Modelling Decision and Preference problems using Chain Event Graphs

Many real decision problems are asymmetric in the sense that choosing a particular action at some point can have consequences for the choices available to the decision maker at subsequent points in the decision process. We describe the sets of possible actions available to the decision maker and the most appropriate actions to take in these cases as context-specific. Current techniques for tackling such problems are inefficient, and their use can lead to significant expense in terms of time & resources, for example in areas such as medical decision making. We propose a new method for representing and solving these problems which will considerably reduce this expense.
The context-specific nature of preference problems is, in contrast, built in to current methods for their representation & analysis, but these methods assume that an agent's preferences are fixed in any given context, and also that the underlying structure of the problem is essentially symmetric. We propose a new graphical structure which will allow these problems to be modelled in a more realistic manner
The Chain Event Graph (CEG) was introduced in 2006 for the modelling of discrete asymmetric (probabilistic) problems, and has proven to be ideal for this purpose. Two research reports produced during the EPSRC-funded project Chain Event Graphs: semantics & inference (EP/F036752/1) suggested strongly that the CEG had significant potential for the analysis of asymmetric decision problems.

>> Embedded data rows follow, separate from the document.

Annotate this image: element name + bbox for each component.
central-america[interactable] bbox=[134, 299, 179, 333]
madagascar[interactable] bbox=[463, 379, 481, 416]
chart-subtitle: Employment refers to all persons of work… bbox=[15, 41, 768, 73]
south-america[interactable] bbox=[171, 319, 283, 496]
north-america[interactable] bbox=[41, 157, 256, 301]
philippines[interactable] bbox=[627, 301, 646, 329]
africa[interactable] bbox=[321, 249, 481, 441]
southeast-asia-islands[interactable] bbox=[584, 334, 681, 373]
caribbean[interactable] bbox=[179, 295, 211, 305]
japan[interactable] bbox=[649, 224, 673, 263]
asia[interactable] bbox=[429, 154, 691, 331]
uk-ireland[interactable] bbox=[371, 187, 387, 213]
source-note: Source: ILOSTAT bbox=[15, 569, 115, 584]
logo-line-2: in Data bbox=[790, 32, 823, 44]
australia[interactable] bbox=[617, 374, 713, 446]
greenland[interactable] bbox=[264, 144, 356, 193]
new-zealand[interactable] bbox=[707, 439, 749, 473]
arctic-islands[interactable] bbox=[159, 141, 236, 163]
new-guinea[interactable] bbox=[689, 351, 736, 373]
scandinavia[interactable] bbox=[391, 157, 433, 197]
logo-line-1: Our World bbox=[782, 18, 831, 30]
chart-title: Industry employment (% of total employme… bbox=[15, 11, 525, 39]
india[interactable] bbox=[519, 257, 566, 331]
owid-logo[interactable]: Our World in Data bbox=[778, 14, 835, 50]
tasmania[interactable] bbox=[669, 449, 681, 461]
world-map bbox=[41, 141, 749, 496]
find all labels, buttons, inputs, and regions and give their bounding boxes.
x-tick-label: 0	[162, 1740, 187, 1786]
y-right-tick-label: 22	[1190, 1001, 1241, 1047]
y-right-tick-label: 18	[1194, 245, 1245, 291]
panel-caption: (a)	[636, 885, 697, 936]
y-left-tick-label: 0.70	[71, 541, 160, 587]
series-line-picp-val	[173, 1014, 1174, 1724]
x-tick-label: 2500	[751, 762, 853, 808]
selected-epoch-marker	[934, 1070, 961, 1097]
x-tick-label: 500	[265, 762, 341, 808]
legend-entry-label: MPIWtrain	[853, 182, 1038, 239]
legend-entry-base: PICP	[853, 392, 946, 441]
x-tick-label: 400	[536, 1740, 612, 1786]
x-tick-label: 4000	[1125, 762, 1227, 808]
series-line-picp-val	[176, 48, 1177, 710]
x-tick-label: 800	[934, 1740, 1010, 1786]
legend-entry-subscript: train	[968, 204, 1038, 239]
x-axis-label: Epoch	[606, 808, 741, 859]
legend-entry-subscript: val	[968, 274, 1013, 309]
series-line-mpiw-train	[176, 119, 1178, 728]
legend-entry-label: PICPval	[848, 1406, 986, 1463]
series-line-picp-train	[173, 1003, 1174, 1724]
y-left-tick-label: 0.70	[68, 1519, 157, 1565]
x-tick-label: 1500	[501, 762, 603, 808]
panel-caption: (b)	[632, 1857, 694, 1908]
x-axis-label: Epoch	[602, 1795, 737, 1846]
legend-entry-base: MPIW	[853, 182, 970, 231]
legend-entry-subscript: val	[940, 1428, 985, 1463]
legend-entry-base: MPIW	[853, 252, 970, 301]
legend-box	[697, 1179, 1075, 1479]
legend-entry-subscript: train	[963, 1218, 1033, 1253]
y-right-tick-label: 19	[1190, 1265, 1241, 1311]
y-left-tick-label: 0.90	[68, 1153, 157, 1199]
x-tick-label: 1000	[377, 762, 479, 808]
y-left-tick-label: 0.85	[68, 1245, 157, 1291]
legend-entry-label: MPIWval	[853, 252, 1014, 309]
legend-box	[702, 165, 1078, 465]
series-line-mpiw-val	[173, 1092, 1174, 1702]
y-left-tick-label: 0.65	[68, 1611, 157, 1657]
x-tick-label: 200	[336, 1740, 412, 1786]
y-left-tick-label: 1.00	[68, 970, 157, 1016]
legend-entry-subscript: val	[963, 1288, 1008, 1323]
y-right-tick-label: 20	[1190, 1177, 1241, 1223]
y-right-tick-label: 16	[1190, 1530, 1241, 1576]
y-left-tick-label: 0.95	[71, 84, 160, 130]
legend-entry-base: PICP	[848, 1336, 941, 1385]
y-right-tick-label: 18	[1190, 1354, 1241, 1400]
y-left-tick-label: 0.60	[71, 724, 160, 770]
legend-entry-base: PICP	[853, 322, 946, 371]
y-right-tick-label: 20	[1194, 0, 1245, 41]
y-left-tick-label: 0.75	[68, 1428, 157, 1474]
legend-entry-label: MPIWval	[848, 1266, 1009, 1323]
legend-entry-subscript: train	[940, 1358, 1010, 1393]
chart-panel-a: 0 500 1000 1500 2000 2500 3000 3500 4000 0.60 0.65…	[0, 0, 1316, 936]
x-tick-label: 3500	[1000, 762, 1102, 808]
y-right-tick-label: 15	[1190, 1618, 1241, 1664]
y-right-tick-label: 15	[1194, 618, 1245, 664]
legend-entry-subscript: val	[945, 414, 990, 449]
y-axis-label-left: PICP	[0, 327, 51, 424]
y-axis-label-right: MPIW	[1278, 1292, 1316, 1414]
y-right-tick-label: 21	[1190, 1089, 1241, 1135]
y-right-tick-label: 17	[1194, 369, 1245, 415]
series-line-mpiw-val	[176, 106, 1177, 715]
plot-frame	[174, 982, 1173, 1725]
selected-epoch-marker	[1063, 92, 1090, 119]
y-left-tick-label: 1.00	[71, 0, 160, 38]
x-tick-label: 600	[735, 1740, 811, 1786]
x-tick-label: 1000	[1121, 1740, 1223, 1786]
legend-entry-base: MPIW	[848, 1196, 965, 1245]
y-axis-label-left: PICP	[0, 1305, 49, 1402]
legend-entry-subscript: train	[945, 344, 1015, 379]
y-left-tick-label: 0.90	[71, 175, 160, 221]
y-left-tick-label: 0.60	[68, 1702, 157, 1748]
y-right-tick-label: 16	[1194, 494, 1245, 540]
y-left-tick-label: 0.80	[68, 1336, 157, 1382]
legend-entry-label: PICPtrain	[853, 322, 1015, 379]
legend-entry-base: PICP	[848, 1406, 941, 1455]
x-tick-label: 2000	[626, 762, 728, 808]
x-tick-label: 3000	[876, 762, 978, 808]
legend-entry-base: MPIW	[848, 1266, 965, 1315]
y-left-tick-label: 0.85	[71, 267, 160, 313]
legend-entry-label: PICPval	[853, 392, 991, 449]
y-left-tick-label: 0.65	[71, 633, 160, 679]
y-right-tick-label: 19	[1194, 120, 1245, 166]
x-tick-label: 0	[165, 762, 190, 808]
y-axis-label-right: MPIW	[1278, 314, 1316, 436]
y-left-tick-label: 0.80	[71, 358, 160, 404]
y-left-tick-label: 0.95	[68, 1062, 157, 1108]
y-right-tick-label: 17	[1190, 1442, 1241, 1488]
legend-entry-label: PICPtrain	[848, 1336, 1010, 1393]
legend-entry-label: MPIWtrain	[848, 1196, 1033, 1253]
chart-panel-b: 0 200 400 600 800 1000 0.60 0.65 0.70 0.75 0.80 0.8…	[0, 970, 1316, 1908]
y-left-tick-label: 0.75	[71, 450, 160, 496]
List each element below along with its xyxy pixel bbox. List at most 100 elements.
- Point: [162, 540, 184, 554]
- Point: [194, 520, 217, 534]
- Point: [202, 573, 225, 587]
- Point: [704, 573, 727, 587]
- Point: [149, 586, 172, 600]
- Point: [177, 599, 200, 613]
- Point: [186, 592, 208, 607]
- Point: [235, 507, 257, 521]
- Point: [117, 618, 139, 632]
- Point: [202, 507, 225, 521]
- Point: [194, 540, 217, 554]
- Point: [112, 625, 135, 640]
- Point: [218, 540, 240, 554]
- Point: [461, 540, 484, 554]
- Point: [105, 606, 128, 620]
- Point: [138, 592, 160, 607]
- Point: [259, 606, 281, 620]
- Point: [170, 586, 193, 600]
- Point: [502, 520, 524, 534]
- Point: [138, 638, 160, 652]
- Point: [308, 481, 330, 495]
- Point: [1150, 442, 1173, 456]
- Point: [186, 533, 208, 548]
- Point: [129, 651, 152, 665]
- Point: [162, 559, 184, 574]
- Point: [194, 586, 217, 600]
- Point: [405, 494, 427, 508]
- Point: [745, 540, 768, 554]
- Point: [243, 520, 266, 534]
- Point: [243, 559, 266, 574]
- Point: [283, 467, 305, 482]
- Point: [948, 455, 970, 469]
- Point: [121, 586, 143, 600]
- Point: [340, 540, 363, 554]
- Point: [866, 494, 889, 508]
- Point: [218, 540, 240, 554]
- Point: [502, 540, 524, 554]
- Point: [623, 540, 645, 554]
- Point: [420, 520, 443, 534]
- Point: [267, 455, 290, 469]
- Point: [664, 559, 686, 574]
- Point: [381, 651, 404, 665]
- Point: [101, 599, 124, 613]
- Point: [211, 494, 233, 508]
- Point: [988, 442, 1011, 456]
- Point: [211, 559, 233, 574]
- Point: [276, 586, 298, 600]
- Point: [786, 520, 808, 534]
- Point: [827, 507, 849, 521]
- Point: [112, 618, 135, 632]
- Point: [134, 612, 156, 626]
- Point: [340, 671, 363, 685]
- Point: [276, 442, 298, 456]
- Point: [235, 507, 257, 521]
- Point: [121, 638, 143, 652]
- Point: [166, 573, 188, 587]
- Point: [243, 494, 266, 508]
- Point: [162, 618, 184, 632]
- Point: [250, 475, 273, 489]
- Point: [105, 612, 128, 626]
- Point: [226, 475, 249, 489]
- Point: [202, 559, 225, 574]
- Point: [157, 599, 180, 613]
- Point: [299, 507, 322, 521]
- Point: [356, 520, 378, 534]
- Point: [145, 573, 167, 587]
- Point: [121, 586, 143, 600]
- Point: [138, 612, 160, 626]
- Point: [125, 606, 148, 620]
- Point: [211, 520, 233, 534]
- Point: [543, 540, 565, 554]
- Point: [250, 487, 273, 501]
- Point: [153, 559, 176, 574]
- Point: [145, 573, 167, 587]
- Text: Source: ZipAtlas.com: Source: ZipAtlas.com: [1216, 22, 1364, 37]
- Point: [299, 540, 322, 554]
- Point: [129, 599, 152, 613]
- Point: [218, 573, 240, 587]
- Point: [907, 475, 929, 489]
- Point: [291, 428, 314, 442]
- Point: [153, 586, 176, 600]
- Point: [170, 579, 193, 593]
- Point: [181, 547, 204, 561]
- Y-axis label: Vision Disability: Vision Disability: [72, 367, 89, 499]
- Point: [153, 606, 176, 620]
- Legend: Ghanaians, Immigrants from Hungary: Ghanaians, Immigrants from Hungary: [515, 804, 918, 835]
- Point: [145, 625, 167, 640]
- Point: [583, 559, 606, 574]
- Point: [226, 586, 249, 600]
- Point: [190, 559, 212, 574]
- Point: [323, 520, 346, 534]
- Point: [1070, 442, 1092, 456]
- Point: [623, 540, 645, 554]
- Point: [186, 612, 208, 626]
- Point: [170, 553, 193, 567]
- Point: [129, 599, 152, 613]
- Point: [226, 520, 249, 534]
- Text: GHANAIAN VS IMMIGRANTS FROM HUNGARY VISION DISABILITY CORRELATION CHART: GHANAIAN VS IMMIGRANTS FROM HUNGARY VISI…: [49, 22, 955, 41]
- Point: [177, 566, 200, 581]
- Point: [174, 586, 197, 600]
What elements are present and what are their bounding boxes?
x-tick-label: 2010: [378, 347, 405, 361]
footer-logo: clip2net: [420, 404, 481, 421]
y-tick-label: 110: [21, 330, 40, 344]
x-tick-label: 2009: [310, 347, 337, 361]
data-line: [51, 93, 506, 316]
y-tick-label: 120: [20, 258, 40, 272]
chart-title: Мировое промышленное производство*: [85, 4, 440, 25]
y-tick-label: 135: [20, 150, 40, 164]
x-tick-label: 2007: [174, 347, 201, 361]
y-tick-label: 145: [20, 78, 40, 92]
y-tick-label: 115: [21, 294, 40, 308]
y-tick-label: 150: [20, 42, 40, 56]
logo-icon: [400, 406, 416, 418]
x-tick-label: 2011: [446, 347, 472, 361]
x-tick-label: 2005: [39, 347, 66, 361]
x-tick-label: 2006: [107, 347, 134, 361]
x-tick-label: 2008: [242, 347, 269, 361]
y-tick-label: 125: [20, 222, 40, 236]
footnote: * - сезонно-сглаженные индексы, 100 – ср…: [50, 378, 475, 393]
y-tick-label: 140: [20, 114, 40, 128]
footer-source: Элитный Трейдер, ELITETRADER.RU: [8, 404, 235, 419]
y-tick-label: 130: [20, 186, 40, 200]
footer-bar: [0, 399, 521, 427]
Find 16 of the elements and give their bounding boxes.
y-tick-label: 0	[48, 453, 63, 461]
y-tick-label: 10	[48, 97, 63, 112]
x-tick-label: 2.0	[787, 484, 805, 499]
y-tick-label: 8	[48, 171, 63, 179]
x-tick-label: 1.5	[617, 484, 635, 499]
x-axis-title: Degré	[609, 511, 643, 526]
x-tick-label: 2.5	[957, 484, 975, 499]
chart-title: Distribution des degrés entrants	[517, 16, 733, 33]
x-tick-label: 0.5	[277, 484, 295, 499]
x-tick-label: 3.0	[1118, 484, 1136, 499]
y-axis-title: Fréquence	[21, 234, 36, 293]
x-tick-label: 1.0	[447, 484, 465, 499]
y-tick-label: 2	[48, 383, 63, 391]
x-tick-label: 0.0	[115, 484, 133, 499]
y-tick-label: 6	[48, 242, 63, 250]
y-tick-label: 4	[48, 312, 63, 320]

Two of the drawbacks common to current methods for modelling these problems are that the graphical models used for their representation require supplementing with extra tables or the introduction of dummy states, and that their methodology is very complicated and not an appropriate tool for use by non-mathematicians. CEGs are not subject to either of these failings, the complete structure of the problem is depicted in the topology of the graph, which is a function of an event tree, the most transparent form of representation used when eliciting models from clients.
The conditional preference network (CP-net) has been used for modelling preference problems since 2004, but there has been very little work done on fitting probability distributions to agents' preferences for given contexts, and none whatsoever on using context-specific minimal information sets to simplify the analysis of these problems. As CEGs were originally developed to model problems with a high degree of context-specific information, and do this through the idea of minimal information sets, we believe that CEGs could readily be modified for the modelling of conditional preference problems. Such a CEG would be related to the current CP-net in much the same way as the standard CEG is to the Bayesian Network, and the decision-CEG is to the Influence Diagram (ID).
The aim of this project is to create formal mathematical variants of the CEG which can be used for the representation & analysis of asymmetric decision problems, and of probabilistic conditional preference problems.
The primitive algorithm developed during the project EP/F036752/1 for calculating optimal decision strategies and maximum expected utilities will be refashioned, and analogues for the ID technique known as barren node deletion and the principle of parsimony developed for the decision-CEG.
We believe that this research will lead to greater transparency in the representation of decision & preference problems, but also to analyses which are more efficient in terms of time & resources.

The project aims to produce accessible models and efficient algorithms which will provide researchers in AI and in the field of decision analysis with useful tools for tackling probabilistic conditional preference problems and asymmetric decision problems.
Longer term, once these methods become part of the repertoire, it is anticipated that they will begin to be adopted by practitioners outside the academic research community. Two areas, one societal and one economic, where there is a high likelihood of impact are highlighted here. Firstly, the tools developed for asymmetric decision modelling will be appropriate for many of the problems encountered by medical decision makers, and could be used to create significant savings in terms of time & resources for NHS trusts. Secondly, the use of probabilistic conditional preference models would result in more effective customer-webpage interaction for companies who use customer preferences to guide online buyers to appropriate products. This application could readily be scaled-up to the high-dimensional problems of interest to Google, Amazon etc, and we are keen to attract a PhD student to work in this related area.